Einer Studie zufolge sind Süßigkeiten im europaweiten Vergleich nirgendwo so günstig wie in Deutschland. Ein typischer Einkaufskorb mit 14 Süßwaren aus zehn Produktgruppen kostete im vergangenen Jahr 18,48 Euro, fand das Marktforschungsunternehmen Nielsen heraus. In Belgien, das als Gastland auf der ISM vertreten ist, kostete derselbe Korb mit 22,29 Euro fast 18 Prozent mehr. Mit 39,60 Euro mussten die Norweger am tiefsten für ihr Naschzeug in die Tasche greifen.

Über Tankstellen, Kioske und Bäckereien finden derweil immer weniger Riegel, Bonbons und Knabbereien den Weg zum Verbraucher. Wie schon 2010 ging der Umsatz durch diese sogenannten Impulskäufe auch im vergangenen Jahr zurück und sank um 7,3 Prozent auf 551 Millionen Euro. Trotzdem vernaschte jeder Bürger 2011 statistisch gesehen gut 30 Kilo Süßigkeiten mit einem Verkaufswert von 113,50 Euro, fast genauso viel wie im Vorjahr. Der Verkauf von Süßem belief sich auf 13,8 Milliarden Euro und damit auf neun Prozent des Umsatzes im Lebensmittel-Einzelhandel. Insgesamt produzierte die Branche knapp 3,8 Millionen Tonnen Süßwaren im Wert von 12,8 Milliarden Euro (plus 2,1 Prozent).

Um das Geschäft weiter zu beleben, tüfteln Produzenten seit Jahren auch an gesunden Süßwaren. Kalorienfrei und gut für die Zähne: Stevia könnte das neueste Zauberwort der Branche heißen. Das in Paraguay, Brasilien und Argentinien wachsende Süßkraut soll frei von Kalorien sein, kein Zahnkaries verursachen und zudem 300-Mal süßer sein als Zucker. Erst im Dezember hatte die Europäischen Union den Stoff als Lebensmittel zugelassen. „Wichtige Impulse kommen aus Japan und den USA”, sagte BDSI-Hauptgeschäftsführer Reingen. Dort hat Stevia herkömmlichen Zucker bereits abgelöst, etwa in Softdrinks.

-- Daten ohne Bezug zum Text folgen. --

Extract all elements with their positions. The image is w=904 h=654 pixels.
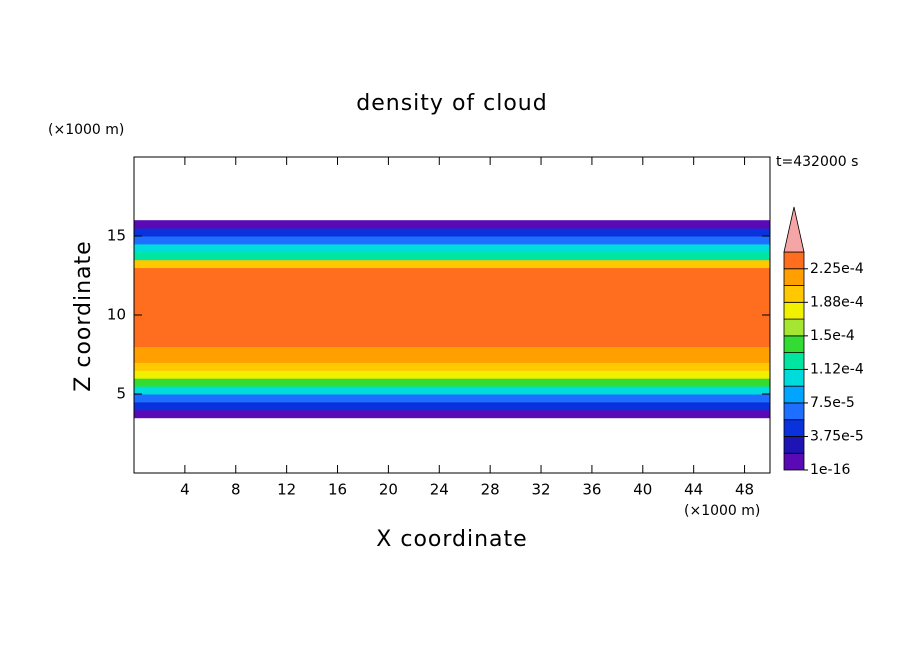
contour-band [134,378,770,387]
contour-band [134,228,770,237]
x-axis-label: X coordinate [376,527,527,552]
contour-band [134,299,770,308]
colorbar-box [783,268,805,286]
x-tick-label: 4 [180,481,190,499]
colorbar-tick-label: 1.12e-4 [810,361,864,377]
y-unit: (×1000 m) [48,122,124,138]
x-tick-label: 44 [684,481,703,499]
colorbar-tick-label: 1.5e-4 [810,328,855,344]
contour-band [134,275,770,284]
contour-band [134,307,770,316]
y-tick-label: 10 [107,306,126,324]
colorbar-tick-label: 1e-16 [810,462,850,478]
y-tick-label: 5 [116,385,126,403]
contour-band [134,338,770,348]
colorbar-box [783,285,805,303]
colorbar-box [783,419,805,437]
contour-band [134,315,770,324]
contour-band [134,346,770,355]
contour-band [134,386,770,395]
colorbar-box [783,368,805,387]
contour-band [134,259,770,269]
colorbar-tick-label: 7.5e-5 [810,395,855,411]
contour-band [134,330,770,340]
contour-band [134,236,770,245]
time-label: t=432000 s [776,154,858,170]
colorbar-box [783,385,805,404]
colorbar-box [783,301,805,320]
contour-band [134,322,770,332]
colorbar-box [783,318,805,337]
colorbar-box [783,452,805,471]
x-tick-label: 12 [277,481,296,499]
x-tick-label: 48 [735,481,754,499]
contour-band [134,362,770,371]
contour-band [134,283,770,292]
y-axis-label: Z coordinate [71,240,96,391]
contour-band [134,370,770,379]
contour-band [134,243,770,253]
contour-band [134,251,770,261]
contour-band [134,409,770,419]
contour-band [134,401,770,411]
x-tick-label: 28 [481,481,500,499]
x-tick-label: 20 [379,481,398,499]
x-tick-label: 36 [582,481,601,499]
x-tick-label: 40 [633,481,652,499]
x-tick-label: 24 [430,481,449,499]
colorbar-tick-label: 1.88e-4 [810,294,864,310]
y-tick-label: 15 [107,227,126,245]
colorbar-box [783,436,805,454]
colorbar-tick-label: 3.75e-5 [810,428,864,444]
x-tick-label: 16 [328,481,347,499]
colorbar-box [783,402,805,421]
x-unit: (×1000 m) [684,503,760,519]
colorbar-tick-label: 2.25e-4 [810,261,864,277]
contour-band [134,267,770,276]
x-tick-label: 8 [231,481,241,499]
colorbar-extension [783,206,805,253]
colorbar-box [783,335,805,354]
contour-band [134,220,770,229]
chart-title: density of cloud [356,91,547,116]
contour-band [134,354,770,363]
colorbar-box [783,352,805,370]
colorbar-box [783,251,805,270]
x-tick-label: 32 [531,481,550,499]
contour-band [134,291,770,300]
contour-band [134,394,770,403]
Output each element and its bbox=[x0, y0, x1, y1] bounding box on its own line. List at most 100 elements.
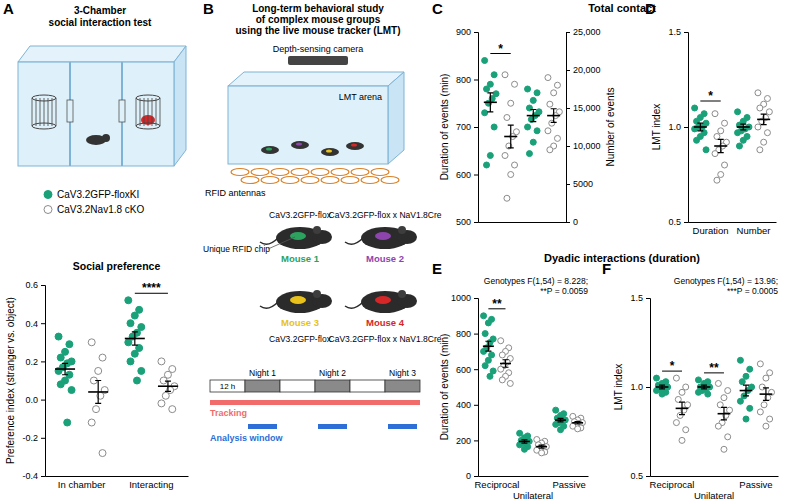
tick: 600 bbox=[456, 365, 478, 375]
tick: 500 bbox=[456, 217, 478, 227]
point bbox=[487, 373, 493, 379]
y-axis-title: Preference index (stranger vs. object) bbox=[5, 297, 16, 464]
cage bbox=[32, 95, 56, 129]
point bbox=[767, 370, 773, 376]
panel-letters: ABCDEF bbox=[3, 0, 656, 277]
point bbox=[482, 331, 488, 337]
point bbox=[757, 409, 763, 415]
tick-label: 700 bbox=[456, 122, 471, 132]
night-label: Night 2 bbox=[319, 368, 346, 378]
genotype-label: CaV3.2GFP-flox bbox=[269, 210, 332, 220]
tick-mark bbox=[566, 184, 570, 185]
point bbox=[504, 195, 510, 201]
tick-label: 5000 bbox=[573, 179, 593, 189]
section-title: Dyadic interactions (duration) bbox=[544, 252, 700, 264]
point bbox=[755, 124, 761, 130]
tick: -0.4 bbox=[22, 471, 45, 481]
y-axis-title: LMT index bbox=[651, 104, 662, 151]
diagram-title: 3-Chamber bbox=[74, 5, 126, 16]
error-bar bbox=[165, 381, 171, 391]
tick-label: 800 bbox=[456, 75, 471, 85]
error-bar bbox=[558, 418, 564, 422]
cage-bar bbox=[140, 98, 141, 126]
tick-mark bbox=[566, 70, 570, 71]
axis-line bbox=[689, 222, 777, 223]
point bbox=[692, 105, 698, 111]
tick-mark bbox=[646, 298, 650, 299]
error-bar bbox=[508, 125, 514, 148]
x-axis: ReciprocalUnilateralPassive bbox=[650, 476, 779, 501]
diagram-title: of complex mouse groups bbox=[256, 14, 381, 25]
point bbox=[737, 398, 743, 404]
arena-chip bbox=[296, 142, 302, 145]
point bbox=[162, 392, 169, 399]
tracking-label: Tracking bbox=[210, 408, 247, 418]
tick: 0.0 bbox=[25, 395, 45, 405]
night-label: Night 1 bbox=[249, 368, 276, 378]
cage-bar bbox=[148, 98, 149, 126]
tick-mark bbox=[646, 387, 650, 388]
error-bar bbox=[530, 110, 536, 122]
mouse bbox=[345, 226, 417, 249]
point bbox=[485, 320, 491, 326]
point bbox=[512, 162, 518, 168]
mouse-head bbox=[102, 134, 110, 142]
mouse-tail bbox=[260, 302, 278, 308]
point bbox=[736, 143, 742, 149]
point bbox=[545, 75, 551, 81]
point bbox=[653, 388, 659, 394]
antenna bbox=[241, 177, 259, 184]
error-bar bbox=[679, 402, 685, 414]
point bbox=[721, 446, 727, 452]
mouse-tail bbox=[345, 238, 363, 244]
significance: * bbox=[498, 42, 503, 56]
series bbox=[481, 313, 569, 453]
tick-mark bbox=[684, 127, 688, 128]
series bbox=[525, 86, 542, 157]
significance: * bbox=[708, 89, 713, 103]
tick: 15,000 bbox=[566, 103, 601, 113]
x-axis: DurationNumber bbox=[689, 222, 777, 236]
rfid-chip bbox=[290, 232, 306, 240]
axis-line bbox=[567, 33, 571, 223]
axis-line bbox=[684, 33, 689, 223]
night-block bbox=[245, 380, 280, 392]
divider bbox=[69, 62, 71, 166]
day-label: 12 h bbox=[220, 382, 236, 391]
tick: 0.6 bbox=[25, 280, 45, 290]
diagram-title: using the live mouse tracker (LMT) bbox=[235, 25, 400, 36]
point bbox=[133, 377, 140, 384]
axis-line bbox=[651, 476, 779, 477]
tick: 800 bbox=[456, 329, 478, 339]
panel-letter: B bbox=[203, 0, 214, 17]
point bbox=[138, 367, 145, 374]
point bbox=[88, 339, 95, 346]
tick-mark bbox=[566, 32, 570, 33]
tick-mark bbox=[41, 361, 45, 362]
tick-label: Passive bbox=[552, 479, 585, 490]
point bbox=[547, 147, 553, 153]
error-bar bbox=[487, 93, 493, 112]
error-bar bbox=[740, 124, 746, 130]
tick-label: 1.0 bbox=[668, 122, 681, 132]
tick-label: 500 bbox=[456, 217, 471, 227]
error-bar bbox=[551, 109, 557, 123]
significance: ** bbox=[709, 361, 719, 375]
stat-annotation: Genotypes F(1,54) = 13.96; bbox=[674, 276, 778, 286]
tick-mark bbox=[474, 298, 478, 299]
point bbox=[491, 124, 497, 130]
axis-line bbox=[479, 476, 589, 477]
arena-chip bbox=[326, 149, 332, 152]
point bbox=[747, 405, 753, 411]
error-bar bbox=[521, 440, 527, 443]
cage-bar bbox=[36, 98, 37, 126]
tick-label: Reciprocal bbox=[650, 479, 695, 490]
lmt-diagram: Long-term behavioral studyof complex mou… bbox=[203, 3, 442, 443]
point bbox=[99, 450, 106, 457]
tick-label: 400 bbox=[456, 400, 471, 410]
point bbox=[757, 147, 763, 153]
tick-label: Duration bbox=[693, 225, 729, 236]
point bbox=[66, 341, 73, 348]
cage-bar bbox=[52, 98, 53, 126]
tick-label: 10,000 bbox=[573, 141, 601, 151]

Den „Hype 2012” will ein Aussteller in Stevia-haltigen Naschwaren erkannt haben. „Kalorienarm ist immer ein Trend”, erklärte der stellvertretende Vorsitzende des Süßwarenhandelsverbands Sweets Global Network, Uwe Lebens. Stevia könne Zucker aber nicht einfach ersetzen, weil es viel süßer sei. „Die Rezeptur muss wegen der Füllstoffe verändert werden”, sagte Lebens. Etwa mit geschmacksneutralen Ballaststoffen. Reingen bestätigt: „Den Produkten würde das Volumen fehlen. Die Industrie wird sich jetzt erst mit dieser technischen Möglichkeit befassen und schauen, wie sich Stevia verarbeiten lässt.”

Ein ISM-Aussteller suggeriert bereits, dass man Schokolade dank Stevia endlich mit ruhigem Gewissen genießen könne. In seiner Produktbeschreibung heißt es: „Sie brauchen sich keine Sorgen zu machen oder sich nachher schuldig zu fühlen.” Nicht nur Gesundheit, sondern auch Fragen zu Herkunftsländern und Anbaugebieten spielen nach Einschätzung der Messe-Veranstalter eine größere Rolle als bisher. „Ethische Fragen treten durchaus in den Vordergrund”, sagt Koelnmesse-Sprecherin Hackmann.

Die jungen Nascher sollen beim Verzehr dagegen vor allem unterhalten werden: Saure Bonbons zeigen die Gesichter von Computerspiel-Helden und Kaugummis erinnern an Controller von Spielkonsolen. Besonders saure und scharfe Riesen-Lutscher hinterlassen nicht nur dunkle Spuren auf Kinderzungen. Sie fordern auch dieses Jahr die Geschmacksnerven der Kids heraus und lassen unschuldig wirkende Naschorgien auf dem Schulhof zum Kräftemessen werden. Ein Klassiker aus früheren Tagen ist dabei fast vollständig aus dem Handel verschwunden: die Schoko-Zigarette. Das einst coole Kinder-Accessoire verleitet Kritikern zufolge zum Rauchen und hängt heute kaum noch im Mundwinkel von Jungen und Mädchen.